There is an interesting book called "128 Compound Scroll Saw Patterns" by Sam Keener and published by Fox Chapel that may interest you. All of the patterns in the book start with 1 3/4" square blocks of wood, but the patterns for the front and side cuts are different. After it's cut out, turn it one way and you see an Angel. Turn it 90 degrees and you see a butterfly on a clover flower. Every pattern in the book produces two very different images when you look at them from different directions.
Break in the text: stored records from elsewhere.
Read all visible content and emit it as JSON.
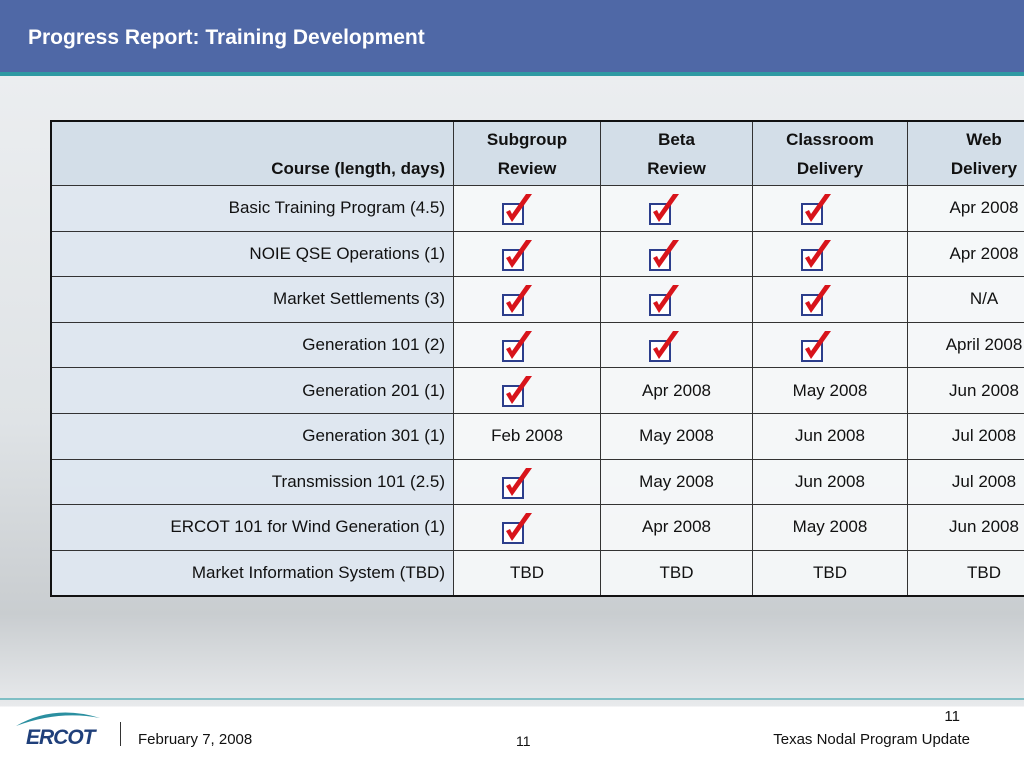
{
  "header": {
    "title": "Progress Report: Training Development"
  },
  "table": {
    "columns": [
      [
        "Course (length, days)"
      ],
      [
        "Subgroup",
        "Review"
      ],
      [
        "Beta",
        "Review"
      ],
      [
        "Classroom",
        "Delivery"
      ],
      [
        "Web",
        "Delivery"
      ]
    ],
    "rows": [
      [
        "Basic Training Program (4.5)",
        null,
        null,
        null,
        "Apr 2008"
      ],
      [
        "NOIE QSE Operations (1)",
        null,
        null,
        null,
        "Apr 2008"
      ],
      [
        "Market Settlements (3)",
        null,
        null,
        null,
        "N/A"
      ],
      [
        "Generation 101 (2)",
        null,
        null,
        null,
        "April 2008"
      ],
      [
        "Generation 201 (1)",
        null,
        "Apr 2008",
        "May 2008",
        "Jun 2008"
      ],
      [
        "Generation 301 (1)",
        "Feb 2008",
        "May 2008",
        "Jun 2008",
        "Jul 2008"
      ],
      [
        "Transmission 101 (2.5)",
        null,
        "May 2008",
        "Jun 2008",
        "Jul 2008"
      ],
      [
        "ERCOT 101 for Wind Generation (1)",
        null,
        "Apr 2008",
        "May 2008",
        "Jun 2008"
      ],
      [
        "Market Information System (TBD)",
        "TBD",
        "TBD",
        "TBD",
        "TBD"
      ]
    ]
  },
  "footer": {
    "logo": "ERCOT",
    "date": "February 7, 2008",
    "page": "11",
    "program": "Texas Nodal Program Update",
    "slide_number": "11"
  }
}
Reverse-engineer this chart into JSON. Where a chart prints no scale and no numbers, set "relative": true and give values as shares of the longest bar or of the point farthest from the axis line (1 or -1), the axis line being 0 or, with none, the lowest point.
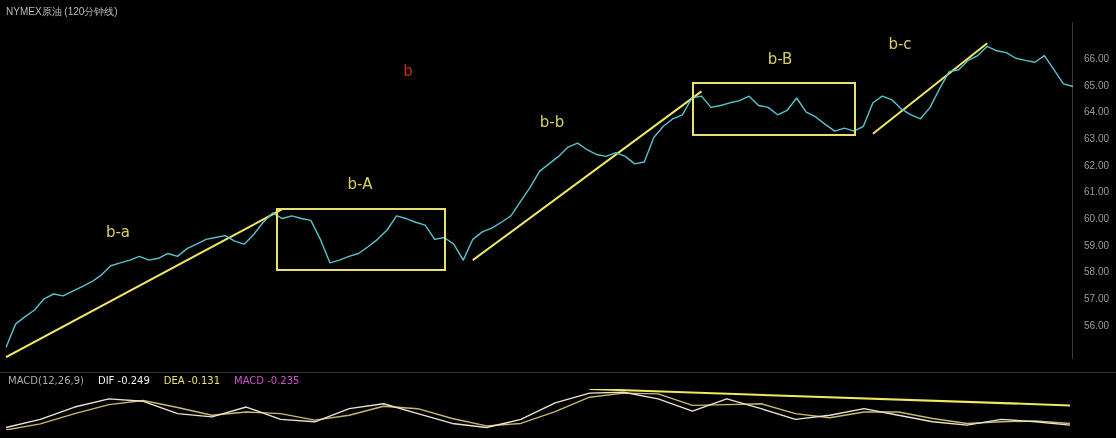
{
  "chart_data": [
    {
      "type": "line",
      "title": "NYMEX原油 (120分钟线)",
      "marker": "none",
      "tick_labels": "y",
      "ylim": [
        54.8,
        67.4
      ],
      "yticks": [
        {
          "value": 56,
          "label": "56.00"
        },
        {
          "value": 57,
          "label": "57.00"
        },
        {
          "value": 58,
          "label": "58.00"
        },
        {
          "value": 59,
          "label": "59.00"
        },
        {
          "value": 60,
          "label": "60.00"
        },
        {
          "value": 61,
          "label": "61.00"
        },
        {
          "value": 62,
          "label": "62.00"
        },
        {
          "value": 63,
          "label": "63.00"
        },
        {
          "value": 64,
          "label": "64.00"
        },
        {
          "value": 65,
          "label": "65.00"
        },
        {
          "value": 66,
          "label": "66.00"
        }
      ],
      "annotations": [
        "b-a",
        "b-A",
        "b-b",
        "b-B",
        "b-c",
        "b"
      ],
      "categories": [
        null,
        null,
        null,
        null,
        null,
        null,
        null,
        null,
        null,
        null,
        null,
        null,
        null,
        null,
        null,
        null,
        null,
        null,
        null,
        null,
        null,
        null,
        null,
        null,
        null,
        null,
        null,
        null,
        null,
        null,
        null,
        null,
        null,
        null,
        null,
        null,
        null,
        null,
        null,
        null,
        null,
        null,
        null,
        null,
        null,
        null,
        null,
        null,
        null,
        null,
        null,
        null,
        null,
        null,
        null,
        null,
        null,
        null,
        null,
        null,
        null,
        null,
        null,
        null,
        null,
        null,
        null,
        null,
        null,
        null,
        null,
        null,
        null,
        null,
        null,
        null,
        null,
        null,
        null,
        null,
        null,
        null,
        null,
        null,
        null,
        null,
        null,
        null,
        null,
        null,
        null,
        null,
        null,
        null,
        null,
        null,
        null,
        null,
        null,
        null,
        null,
        null,
        null,
        null,
        null,
        null,
        null,
        null,
        null,
        null,
        null,
        null,
        null
      ],
      "series": [
        {
          "color": "#59c2cf",
          "values": [
            55.19,
            56.07,
            56.35,
            56.6,
            57.02,
            57.2,
            57.13,
            57.31,
            57.48,
            57.66,
            57.91,
            58.26,
            58.37,
            58.47,
            58.61,
            58.47,
            58.54,
            58.72,
            58.61,
            58.9,
            59.07,
            59.25,
            59.32,
            59.39,
            59.18,
            59.07,
            59.43,
            59.89,
            60.24,
            60.03,
            60.13,
            60.03,
            59.96,
            59.25,
            58.37,
            58.47,
            58.61,
            58.72,
            58.97,
            59.25,
            59.6,
            60.13,
            60.03,
            59.89,
            59.78,
            59.25,
            59.32,
            59.07,
            58.47,
            59.25,
            59.53,
            59.67,
            59.89,
            60.13,
            60.66,
            61.19,
            61.8,
            62.08,
            62.36,
            62.71,
            62.86,
            62.61,
            62.43,
            62.36,
            62.5,
            62.36,
            62.08,
            62.15,
            63.07,
            63.49,
            63.77,
            63.92,
            64.55,
            64.62,
            64.2,
            64.27,
            64.37,
            64.45,
            64.62,
            64.27,
            64.2,
            63.92,
            64.09,
            64.55,
            64.02,
            63.84,
            63.56,
            63.31,
            63.42,
            63.31,
            63.49,
            64.37,
            64.62,
            64.48,
            64.13,
            63.92,
            63.77,
            64.2,
            64.9,
            65.54,
            65.61,
            65.96,
            66.14,
            66.49,
            66.32,
            66.25,
            66.04,
            65.96,
            65.89,
            66.14,
            65.61,
            65.08,
            64.98
          ]
        },
        {
          "color": "#f0e860",
          "values": [
            54.83,
            null,
            null,
            null,
            null,
            null,
            null,
            null,
            null,
            null,
            null,
            null,
            null,
            null,
            null,
            null,
            null,
            null,
            null,
            null,
            null,
            null,
            null,
            null,
            null,
            null,
            null,
            null,
            null,
            60.38,
            null,
            null,
            null,
            null,
            null,
            null,
            null,
            null,
            null,
            null,
            null,
            null,
            null,
            null,
            null,
            null,
            null,
            null,
            null,
            null,
            null,
            null,
            null,
            null,
            null,
            null,
            null,
            null,
            null,
            null,
            null,
            null,
            null,
            null,
            null,
            null,
            null,
            null,
            null,
            null,
            null,
            null,
            null,
            null,
            null,
            null,
            null,
            null,
            null,
            null,
            null,
            null,
            null,
            null,
            null,
            null,
            null,
            null,
            null,
            null,
            null,
            null,
            null,
            null,
            null,
            null,
            null,
            null,
            null,
            null,
            null,
            null,
            null,
            null,
            null,
            null,
            null,
            null,
            null,
            null,
            null,
            null,
            null
          ]
        },
        {
          "color": "#f0e860",
          "values": [
            null,
            null,
            null,
            null,
            null,
            null,
            null,
            null,
            null,
            null,
            null,
            null,
            null,
            null,
            null,
            null,
            null,
            null,
            null,
            null,
            null,
            null,
            null,
            null,
            null,
            null,
            null,
            null,
            null,
            null,
            null,
            null,
            null,
            null,
            null,
            null,
            null,
            null,
            null,
            null,
            null,
            null,
            null,
            null,
            null,
            null,
            null,
            null,
            null,
            58.47,
            null,
            null,
            null,
            null,
            null,
            null,
            null,
            null,
            null,
            null,
            null,
            null,
            null,
            null,
            null,
            null,
            null,
            null,
            null,
            null,
            null,
            null,
            null,
            64.8,
            null,
            null,
            null,
            null,
            null,
            null,
            null,
            null,
            null,
            null,
            null,
            null,
            null,
            null,
            null,
            null,
            null,
            null,
            null,
            null,
            null,
            null,
            null,
            null,
            null,
            null,
            null,
            null,
            null,
            null,
            null,
            null,
            null,
            null,
            null,
            null,
            null,
            null,
            null
          ]
        },
        {
          "color": "#f0e860",
          "values": [
            null,
            null,
            null,
            null,
            null,
            null,
            null,
            null,
            null,
            null,
            null,
            null,
            null,
            null,
            null,
            null,
            null,
            null,
            null,
            null,
            null,
            null,
            null,
            null,
            null,
            null,
            null,
            null,
            null,
            null,
            null,
            null,
            null,
            null,
            null,
            null,
            null,
            null,
            null,
            null,
            null,
            null,
            null,
            null,
            null,
            null,
            null,
            null,
            null,
            null,
            null,
            null,
            null,
            null,
            null,
            null,
            null,
            null,
            null,
            null,
            null,
            null,
            null,
            null,
            null,
            null,
            null,
            null,
            null,
            null,
            null,
            null,
            null,
            null,
            null,
            null,
            null,
            null,
            null,
            null,
            null,
            null,
            null,
            null,
            null,
            null,
            null,
            null,
            null,
            null,
            null,
            63.21,
            null,
            null,
            null,
            null,
            null,
            null,
            null,
            null,
            null,
            null,
            null,
            66.6,
            null,
            null,
            null,
            null,
            null,
            null,
            null,
            null,
            null
          ]
        }
      ]
    },
    {
      "type": "line",
      "title": "MACD(12,26,9)",
      "relative": true,
      "marker": "none",
      "tick_labels": false,
      "annotations": [
        "DIF -0.249",
        "DEA -0.131",
        "MACD -0.235"
      ],
      "categories": [
        null,
        null,
        null,
        null,
        null,
        null,
        null,
        null,
        null,
        null,
        null,
        null,
        null,
        null,
        null,
        null,
        null,
        null,
        null,
        null,
        null,
        null,
        null,
        null,
        null,
        null,
        null,
        null,
        null,
        null,
        null,
        null
      ],
      "series": [
        {
          "color": "#e8e4d0",
          "values": [
            0.06,
            0.26,
            0.56,
            0.76,
            0.7,
            0.4,
            0.32,
            0.56,
            0.26,
            0.2,
            0.52,
            0.64,
            0.4,
            0.16,
            0.06,
            0.26,
            0.66,
            0.9,
            0.92,
            0.76,
            0.46,
            0.76,
            0.52,
            0.26,
            0.36,
            0.52,
            0.36,
            0.2,
            0.12,
            0.26,
            0.2,
            0.12
          ]
        },
        {
          "color": "#c8b870",
          "values": [
            0,
            0.15,
            0.4,
            0.62,
            0.72,
            0.55,
            0.36,
            0.44,
            0.4,
            0.24,
            0.36,
            0.58,
            0.52,
            0.28,
            0.1,
            0.16,
            0.45,
            0.8,
            0.9,
            0.88,
            0.6,
            0.62,
            0.64,
            0.4,
            0.3,
            0.44,
            0.44,
            0.28,
            0.16,
            0.2,
            0.22,
            0.16
          ]
        },
        {
          "color": "#f0e860",
          "values": [
            null,
            null,
            null,
            null,
            null,
            null,
            null,
            null,
            null,
            null,
            null,
            null,
            null,
            null,
            null,
            null,
            null,
            1.0,
            null,
            null,
            null,
            null,
            null,
            null,
            null,
            null,
            null,
            null,
            null,
            null,
            null,
            0.6
          ]
        }
      ]
    }
  ]
}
It's still compound cutting, but with a bit of a twist.

Charley


----------



## MrUnix

I was trying to think of stuff I could do that involved both my scroll saw and the lathe, and I immediately thought of a lidded box with some scroll work on top. Then the light went off and a Potpourri bowl came to mind! I did a search on the internet, and was surprised at the lack of examples out there. There are quite a few people who basically make a lidded box and use those round metal inserts for the top, but very few who do the scroll work. So I thought it would be a neat idea and a great way to test out my new Hegner. This is the 'prototype' that I made from some scrap oak that I had. The pattern was a slightly modified trivet pattern I found on the net somewhere. It was fun to make, and the wife loves it, which is a win-win.










Cheers,
Brad


----------



## Redoak49

I love the shell and it is on my bucket list. I typically do Intarsia projects like this owl and puzzles for my Grandkids.


----------



## GrumpyGolfGuy

Here's a sample of what I've done

Chris


----------